[Discussion] Faster Data Structures for Messages
Fractal is slow for a lot of operations because they require iterating over all messages in a room. I tried to identify some of the more common operations and wrote them down. Optimizing for them, I came up with a solution which should be faster and easy to implement in Fractal as it is today.
Ideas
Idea 1 – Messages live in Rooms
The idea is to have two data structures, one per-room and one global:
- A date-ordered list of messages per room (Vec, VecDeque, LinkedList – tbd).
- A global hashmap evid → (roomid, ts, [evid]) which maps an event id to
- roomid the id of the room containing the event
- ts the server timestamp of the event
- [evid] ids of all events relating to the event
The only really surprising thing should be the ts field, which is used to get finding an event from O(n logn) down to O(log n). This is done by getting the message list for the correct room first an then performing a binary search.

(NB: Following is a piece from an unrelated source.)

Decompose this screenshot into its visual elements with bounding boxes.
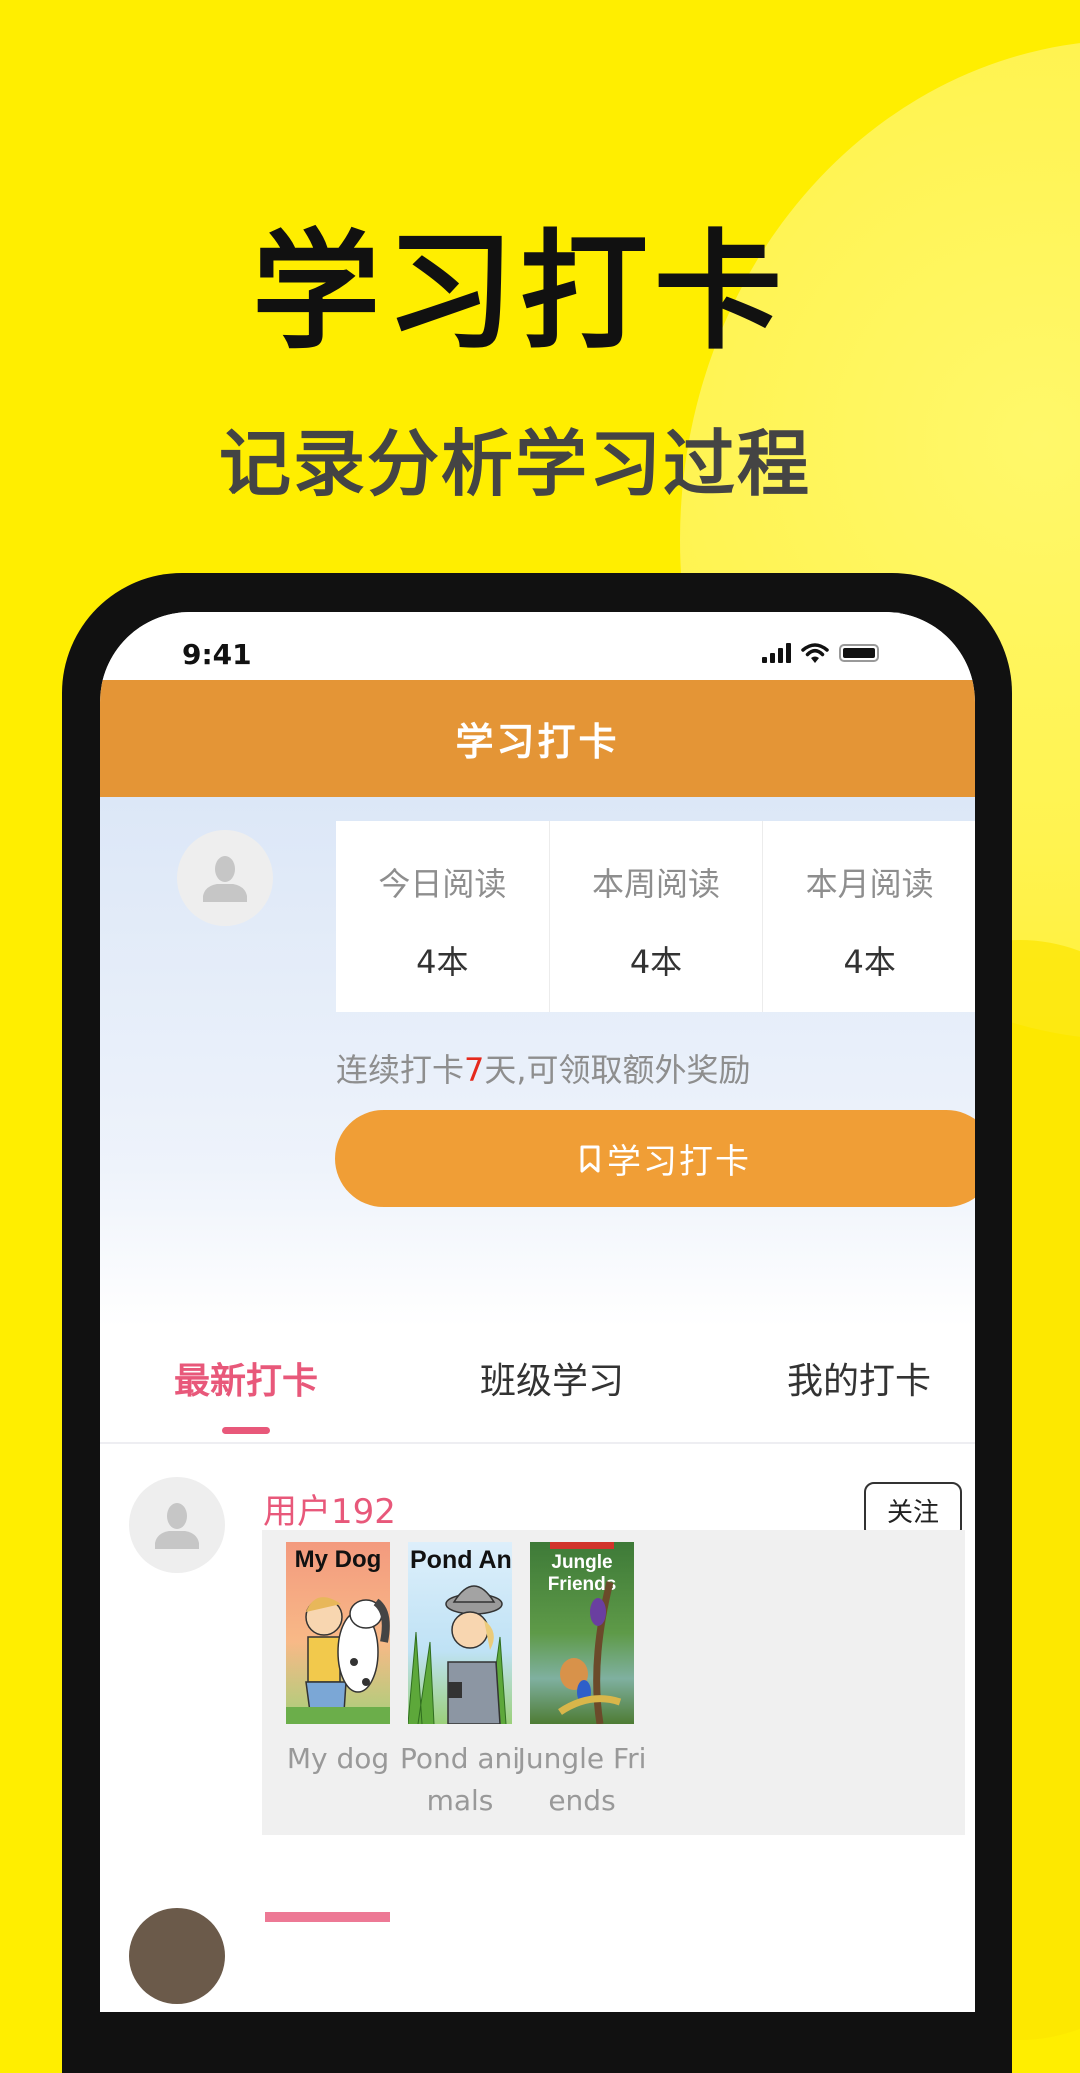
stat-value: 4本 [629,943,683,981]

Idea 2 – Messages live in a big ol’ Hashmap
The idea is very similar to idea 1, but the events live in the hashmap instead of the rooms.
- A date-ordered list of event ids per room (Vec, VecDeque, LinkedList – tbd).
- A global hashmap evid → (event, [evid]) which maps an event id to
- event an event
- [evid] ids of all events relating to the event
Analysis
A table of the complexities per operation:
Operation | Idea 1 [Vec] | Idea 1 [LL] | Idea 2 [Vec] | Idea 2 [LL] |
---|---|---|---|---|
Get roomid by eventid | O(1) | O(1) | O(1) | O(1) |
Get event by eventid | O(log n) | O(log n) | O(1) | O(1) |
New event | O(n) | O(log n) | O(n) | O(log n) |
Modify event* | O(n) | O(log n) | O(n) | O(log n) |
Keep track of event relations | O(1) | O(1) | O(1) | O(1) |
[Vec] = with Vec(Deque), [LL] = with LinkedList
* Needs reordering because timestamp and id might change
The tradeoff I made for idea 1 was keeping the messages ordered and in one place but as a price making retrieving a message more expensive. Adding a structure to speed up eventid → event lookup further is possible, but would require holding references into the lists, which is a messy thing to do in Rust as far as I know.
The tradeoff I made for idea 2 was a fast lookup of events at the cost of always having to take an extra indirection through the hashmap, which is not cache-efficient, when working with the per-room list of event ids.
The reasons to go against a LinkedList is its lacking cache friendliness compared to Vec(Deque). VecDeque is interesting as the common case is operating at the ends of the message list.
Please comment
Before stating to implement this, I would like some feedback from you a) if there are common operations missing b) if there is a better/improved solution.